Unfortunately, identifiability typically requires additional assumptions. In fact, it is known that without restrictions on the structure of \(\mathbf{z}\) or the form of \(\psi\), \(\mathbf{z}\) is generally not identifiable [6]. The reason is that the same observed distribution can correspond to infinitely many essentially different pairs (latent variables, generative functions), and we have no way to tell which one is the true generative model.
To address non-identifiability, prior approaches often impose structural assumptions, for example: \(\psi\) is linear; the dimensions of \(\mathbf{z}\) are independent (nonlinear ICA); or the dependencies among latent dimensions follow an (intervenable) causal graph (causal representation learning), etc.
However, while these assumptions help obtain identifiability in theory, they also limit applicability. Moreover, modern foundation-model pretraining is often simple and scalable, centered on generic proxy objectives, and it does not obviously satisfy those strong structural assumptions.
From that perspective, one might conclude that pretraining cannot guarantee identifiability of world models. Yet many recent works suggest that large models are not merely "stochastic parrots": they can learn non-trivial representations of data-generation processes [3], and some representations even align with human-level abstractions [4]. This apparent tension motivates a question:
Can there exist identifiability conditions that do not rely on explicit structural assumptions on the observed data, but instead can be exploited by the model itself—through inductive bias—to achieve world-model identifiability?
We attempt to answer this question below.
The "enemy" of identifiability is multiplicity of solutions: for the same observation \(\mathbf{x}\), there may be many distinct latent explanations \(\mathbf{z}\).
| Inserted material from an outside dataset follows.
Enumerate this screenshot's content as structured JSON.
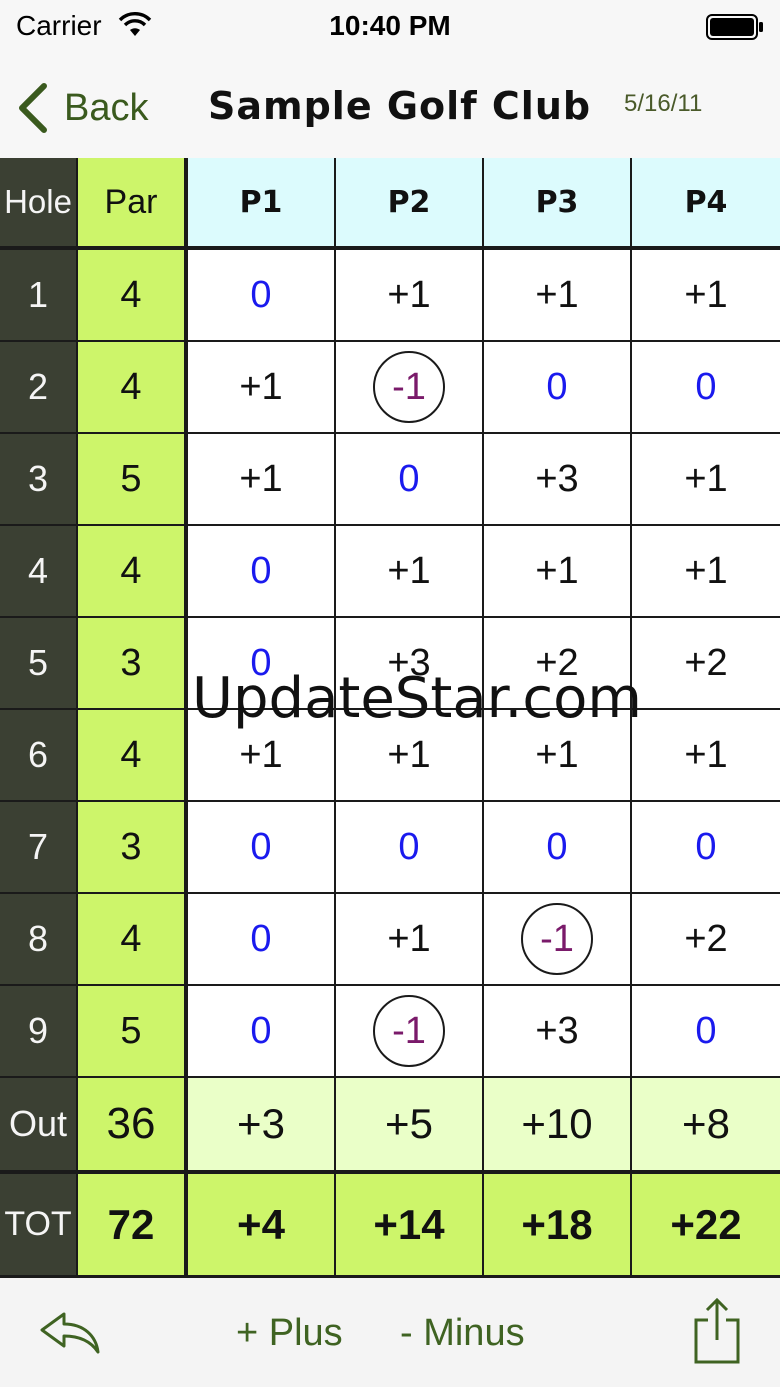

Since these explanations can match the data equally well, the training loss alone cannot tell us which one the model learned.

Our idea is to leverage the model’s inductive bias. For over-parameterized neural networks, there are often many solutions that fit the training objective. Empirically and theoretically, networks do not pick among these solutions uniformly at random—they exhibit preferences not explicitly encoded in the loss. Such inductive biases can act as an additional filter over multiple solutions and are widely believed to be a key reason deep networks generalize [8].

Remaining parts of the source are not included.